In fact, most of the characters, alive or dead, spend large amounts of time being mute witnesses to the events of the play, which perhaps reinforces the concept of us all being witnesses to the political and personal tragedies that surround us. In one example, though I missed the visual reference at the time, during one speech a voiceless actor climbed onto a box with a bag over his head in an echo of the Iraqi torture victim photos.
Some of the staging smacked of conceit to me—the punishing slow strobe light in one scene, the over-the-top sequences where the mob was portrayed as insane clowns, and the occasional, unnecessary, nod and a wink to the audience. Apart from the strobe sequence however, the lighting and sound were very powerful.

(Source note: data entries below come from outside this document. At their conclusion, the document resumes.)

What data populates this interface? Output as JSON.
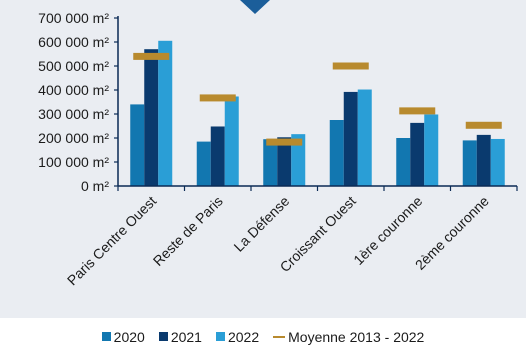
{
  "chart_data": {
    "type": "bar",
    "categories": [
      "Paris Centre Ouest",
      "Reste de Paris",
      "La Défense",
      "Croissant Ouest",
      "1ère couronne",
      "2ème couronne"
    ],
    "series": [
      {
        "name": "2020",
        "values": [
          340000,
          185000,
          195000,
          275000,
          200000,
          190000
        ],
        "color": "#1277b0"
      },
      {
        "name": "2021",
        "values": [
          570000,
          248000,
          203000,
          392000,
          263000,
          213000
        ],
        "color": "#0a3a6e"
      },
      {
        "name": "2022",
        "values": [
          605000,
          373000,
          216000,
          402000,
          298000,
          196000
        ],
        "color": "#2a9ed6"
      }
    ],
    "average": {
      "name": "Moyenne 2013 - 2022",
      "values": [
        540000,
        367000,
        183000,
        500000,
        313000,
        253000
      ],
      "color": "#b88a2e"
    },
    "yticks": [
      0,
      100000,
      200000,
      300000,
      400000,
      500000,
      600000,
      700000
    ],
    "ytick_labels": [
      "0 m²",
      "100 000 m²",
      "200 000 m²",
      "300 000 m²",
      "400 000 m²",
      "500 000 m²",
      "600 000 m²",
      "700 000 m²"
    ],
    "ylim": [
      0,
      700000
    ],
    "title": "",
    "xlabel": "",
    "ylabel": "",
    "grid": false,
    "legend_position": "bottom"
  },
  "legend": {
    "items": [
      {
        "label": "2020",
        "kind": "box",
        "color": "#1277b0"
      },
      {
        "label": "2021",
        "kind": "box",
        "color": "#0a3a6e"
      },
      {
        "label": "2022",
        "kind": "box",
        "color": "#2a9ed6"
      },
      {
        "label": "Moyenne 2013 - 2022",
        "kind": "dash",
        "color": "#b88a2e"
      }
    ]
  },
  "colors": {
    "background": "#eaedf2",
    "marker": "#1b5e9a",
    "axis": "#0a2a55"
  }
}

There was a feeling of trying to pack too much into this production. Shakespeare said it best—and sometimes, as here, theatrical trickery can serve to distract from, rather than reinforce, his words.
Two and a half ears out of five.
Theatre Shakespeare
07 Mar 05
A lot of people around my age grew up with The Goodies. For those of you who missed out, they’re a trio of comedians—Grahame Garden, Tim Brooke-Taylor and Bill Oddie—who were part of the Cambridge University Footlights theatre of the sixties that also nourished the careers of John Cleese, Graham Chapman and Peter Cook. I’m not that long in the tooth, but every afternoon as I was growing up in the late seventies/early eighties, just before Dr Who, The Goodies was essential TV viewing. The opening strains of “The Goodies, goody-goody yum-yum” meant a brilliant half hour of surreal, slapstick fun.
It’s because The Goodies was replayed so many times on afternoon TV that they are so hugely popular in Australia—apparently far more so than in England, where the show was played at a late timeslot. And Saturday night at the State Theatre you could certainly ‘feel the love’, as The Goodies took the stage to share some memories from those years, play a few clips from the show, and give us some insights into the making of the series. I and my friends hardly stopped laughing the entire evening, but then all Grahame Garden had to do was stand in front of a cardboard box on a table and mention the words ‘vampire bat’ for us to start laughing our heads off. Garden, in particular, still has that incredible comic timing that makes the simplest joke hilarious.
The evening was lightly structured around the three taking turns reading out questions they’d received from their fans about the show, which was as good a framework as any for a chaotic, fun grab-bag of memories and sketches, including a reading from the old pre-Goodies I’m Sorry I’ll Read That Again radio-play days. I would have left out the ‘encore’ lip-synching performance of Funky Gibbon, which I never thought was very funny or Goodies-like, but then it was their ‘hit song’ after all.
Four giant kittens out of five.
PS. I went to buy the just-released second DVD compilation the other day and was disgusted to see that HMV were charging $50, double the price of the first DVD. This smacks of greedy opportunism—I for one won’t be buying until it comes down to the right price.